Navigate to the Google Cloud dashboard for Secret Manager and add a new revision with the generated values to their corresponding secret ID's.

Deploy the service

NOTE: Before going through the following steps, ensure that your GMA Cloud Run service agent can read from your GAR repository. The service agent is in the form of service-GMA-PROJECT-NUM@serverless-robot-prod.iam.gserviceaccount.com

Run the following command after replacing the input values.

abc templates render \
  -input=wif_provider=CI-WIF-PROVIDER \
  -input=wif_service_account=CI-SERVICE-ACCOUNT \
  -input=project_id=GMA-PROJECT-ID \
  -input=full_image_name=us-docker.pkg.dev/GAR-PROJECT-ID/GAR-REPOSITORY/gma-server \
  -input=region=REGION \
  -input=webhook_service_name=GMA-WEBHOOK-SERVICE-NAME \
  -input=retry_service_name=GMA-RETRY-SERVICE-NAME \
  -input=custom_name=GMA-CUSTOM-NAME \
  github.com/abcxyz/github-metrics-aggregator/abc.templates/deployments@v0.0.24

This should generate the following files:

.github/
  workflows/
    deploy-GMA-CUSTOM-NAME.yaml
GMA-CUSTOM-NAME/
  deployments/
    Dockerfile
    deploy.sh

Merge these files into the main branch of your repository. This should trigger the deploy-GMA-CUSTOM-NAME.yaml workflow to build and upload your GMA image to GAR and then deploy to the Cloud Run services.

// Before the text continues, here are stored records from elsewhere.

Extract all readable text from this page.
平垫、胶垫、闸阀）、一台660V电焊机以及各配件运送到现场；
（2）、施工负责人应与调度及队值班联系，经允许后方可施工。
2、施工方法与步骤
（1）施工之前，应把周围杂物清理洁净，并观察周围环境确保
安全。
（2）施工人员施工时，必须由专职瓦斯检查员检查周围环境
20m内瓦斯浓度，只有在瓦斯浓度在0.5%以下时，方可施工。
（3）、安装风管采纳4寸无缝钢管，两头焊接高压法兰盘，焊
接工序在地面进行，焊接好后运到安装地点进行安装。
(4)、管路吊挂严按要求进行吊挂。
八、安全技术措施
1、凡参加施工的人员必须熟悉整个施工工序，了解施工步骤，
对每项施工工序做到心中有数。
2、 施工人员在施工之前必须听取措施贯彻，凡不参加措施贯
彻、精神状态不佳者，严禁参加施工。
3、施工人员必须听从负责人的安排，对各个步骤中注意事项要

You can alternatively manually run the workflow, if necessary.

Looker Studio

Template Dashboard

abcxyz provides a template Looker Studio Dashboard. To utilize this, add the following config in the GMA-CUSTOM-NAME/infra/main.tf file.

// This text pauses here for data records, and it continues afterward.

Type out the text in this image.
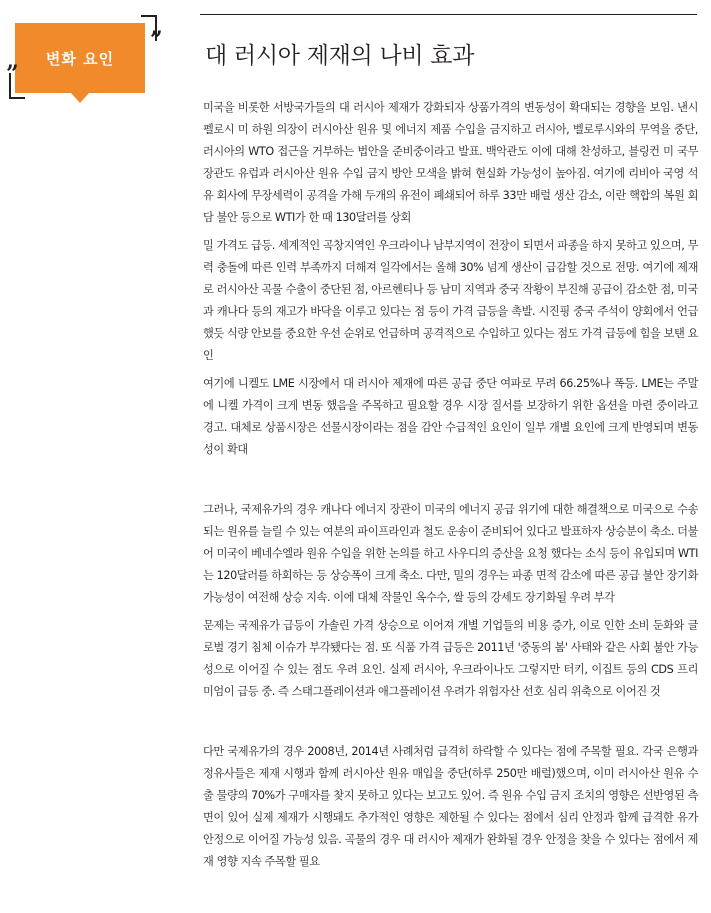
변화 요인
”
”
대 러시아 제재의 나비 효과

미국을 비롯한 서방국가들의 대 러시아 제재가 강화되자 상품가격의 변동성이 확대되는 경향을 보임. 낸시 펠로시 미 하원 의장이 러시아산 원유 및 에너지 제품 수입을 금지하고 러시아, 벨로루시와의 무역을 중단, 러시아의 WTO 접근을 거부하는 법안을 준비중이라고 발표. 백악관도 이에 대해 찬성하고, 블링컨 미 국무장관도 유럽과 러시아산 원유 수입 금지 방안 모색을 밝혀 현실화 가능성이 높아짐. 여기에 리비아 국영 석유 회사에 무장세력이 공격을 가해 두개의 유전이 폐쇄되어 하루 33만 배럴 생산 감소, 이란 핵합의 복원 회담 불안 등으로 WTI가 한 때 130달러를 상회

밀 가격도 급등. 세계적인 곡창지역인 우크라이나 남부지역이 전장이 되면서 파종을 하지 못하고 있으며, 무력 충돌에 따른 인력 부족까지 더해져 일각에서는 올해 30% 넘게 생산이 급감할 것으로 전망. 여기에 제재로 러시아산 곡물 수출이 중단된 점, 아르헨티나 등 남미 지역과 중국 작황이 부진해 공급이 감소한 점, 미국과 캐나다 등의 재고가 바닥을 이루고 있다는 점 등이 가격 급등을 촉발. 시진핑 중국 주석이 양회에서 언급했듯 식량 안보를 중요한 우선 순위로 언급하며 공격적으로 수입하고 있다는 점도 가격 급등에 힘을 보탠 요인

여기에 니켈도 LME 시장에서 대 러시아 제재에 따른 공급 중단 여파로 무려 66.25%나 폭등. LME는 주말에 니켈 가격이 크게 변동 했음을 주목하고 필요할 경우 시장 질서를 보장하기 위한 옵션을 마련 중이라고 경고. 대체로 상품시장은 선물시장이라는 점을 감안 수급적인 요인이 일부 개별 요인에 크게 반영되며 변동성이 확대

그러나, 국제유가의 경우 캐나다 에너지 장관이 미국의 에너지 공급 위기에 대한 해결책으로 미국으로 수송되는 원유를 늘릴 수 있는 여분의 파이프라인과 철도 운송이 준비되어 있다고 발표하자 상승분이 축소. 더불어 미국이 베네수엘라 원유 수입을 위한 논의를 하고 사우디의 증산을 요청 했다는 소식 등이 유입되며 WTI는 120달러를 하회하는 등 상승폭이 크게 축소. 다만, 밀의 경우는 파종 면적 감소에 따른 공급 불안 장기화 가능성이 여전해 상승 지속. 이에 대체 작물인 옥수수, 쌀 등의 강세도 장기화될 우려 부각

문제는 국제유가 급등이 가솔린 가격 상승으로 이어져 개별 기업들의 비용 증가, 이로 인한 소비 둔화와 글로벌 경기 침체 이슈가 부각됐다는 점. 또 식품 가격 급등은 2011년 '중동의 봄' 사태와 같은 사회 불안 가능성으로 이어질 수 있는 점도 우려 요인. 실제 러시아, 우크라이나도 그렇지만 터키, 이집트 등의 CDS 프리미엄이 급등 중. 즉 스태그플레이션과 애그플레이션 우려가 위험자산 선호 심리 위축으로 이어진 것

다만 국제유가의 경우 2008년, 2014년 사례처럼 급격히 하락할 수 있다는 점에 주목할 필요. 각국 은행과 정유사들은 제재 시행과 함께 러시아산 원유 매입을 중단(하루 250만 배럴)했으며, 이미 러시아산 원유 수출 물량의 70%가 구매자를 찾지 못하고 있다는 보고도 있어. 즉 원유 수입 금지 조치의 영향은 선반영된 측면이 있어 실제 제재가 시행돼도 추가적인 영향은 제한될 수 있다는 점에서 심리 안정과 함께 급격한 유가 안정으로 이어질 가능성 있음. 곡물의 경우 대 러시아 제재가 완화될 경우 안정을 찾을 수 있다는 점에서 제재 영향 지속 주목할 필요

module "GMA_CUSTOM_NAME" {
  # ...hidden properties
  # ...

  github_metrics_dashboard = {
      enabled = true # set this to true (defaults to false)
      viewers = [] # add viewers, such as "group:<group-email>",
  }
}

After applying these changes with Terraform, copy the value of github_metrics_looker_studio_report_link from the output values and navigate to the link in your browser.

This will give you a preview of the dashboard. On the top right, click Edit and Share. Verify the data, then proceed to save. This will complete the process to link your datasource to the Looker Studio report template.

Custom Dashboard

To make use of the events data, it is recommended to create views per event. This allows you to create Looker Studio data sources per event that can be used in dashboard.

Example


SELECT
  received,
  event,
  JSON_VALUE(payload, "$.organization.login") owner,
  JSON_VALUE(payload, "$.organization.id") owner_id,
  JSON_VALUE(payload, "$.repository.name") repo,
  JSON_VALUE(payload, "$.repository.id") repo_id,
  JSON_VALUE(payload, "$.repository.full_name") repo_full_name,
  JSON_VALUE(payload, "$.repository.visibility") repo_visibility,
  JSON_VALUE(payload, "$.sender.login") sender,
  JSON_VALUE(payload, "$.action") action,
  JSON_VALUE(payload, "$.pull_request.id") id,
  JSON_VALUE(payload, "$.pull_request.title") title,
  JSON_VALUE(payload, "$.pull_request.state") state,
  JSON_VALUE(payload, "$.pull_request.url") url,
  JSON_VALUE(payload, "$.pull_request.html_url") html_url,
  JSON_VALUE(payload, "$.pull_request.base.ref") base_ref,
  JSON_VALUE(payload, "$.pull_request.head.ref") head_ref,
  JSON_VALUE(payload, "$.pull_request.user.login") author,
  JSON_VALUE(payload, "$.pull_request.user.id") author_id,
  TIMESTAMP(JSON_VALUE(payload, "$.pull_request.created_at")) created_at,
  TIMESTAMP(JSON_VALUE(payload, "$.pull_request.closed_at")) closed_at,
  JSON_VALUE(payload, "$.pull_request.merged") merged,
  JSON_VALUE(payload, "$.pull_request.merge_commit_sha") merge_commit,
  TIMESTAMP(JSON_VALUE(payload, "$.pull_request.merged_at")) merged_at,
  TIMESTAMP(JSON_VALUE(payload, "$.pull_request.merged_by")) merged_by,
  TIMESTAMP_DIFF(TIMESTAMP(JSON_VALUE(payload, "$.pull_request.closed_at")), TIMESTAMP(JSON_VALUE(payload, "$.pull_request.created_at")), SECOND) open_duration_s,
  PARSE_JSON(payload) payload
FROM
  `YOUR_PROJECT_ID.github_webhook.events`
WHERE
  event = "pull_request";

Environment Variables

Webhook Service

Retry Service

Testing Locally

Creating GitHub HMAC Signature

echo -n `cat testdata/issues.json` | openssl sha256 -hmac "test-secret"

# Output:
08a88fe31f89ab81a944e51e51f55ebf9733cb958dd83276040fd496e5be396a

Use this value in the X-Hub-Signature-256 request header as follows:

X-Hub-Signature-256: sha256=08a88fe31f89ab81a944e51e51f55ebf9733cb958dd83276040fd496e5be396a

Example Request

PAYLOAD=$(echo -n `cat testdata/issues.json`)
GITHUB_WEBHOOK_SECRET="test-secret"

curl \
  -H "Content-Type: application/json" \
  -H "X-Github-Delivery: $(uuidgen)" \
  -H "X-Github-Event: issues" \
  -H "X-Hub-Signature-256: sha256=$(echo -n $PAYLOAD | openssl sha256 -hmac $GITHUB_WEBHOOK_SECRET)" \
  -d $PAYLOAD \
  http://localhost:8080/webhook

# Output
Ok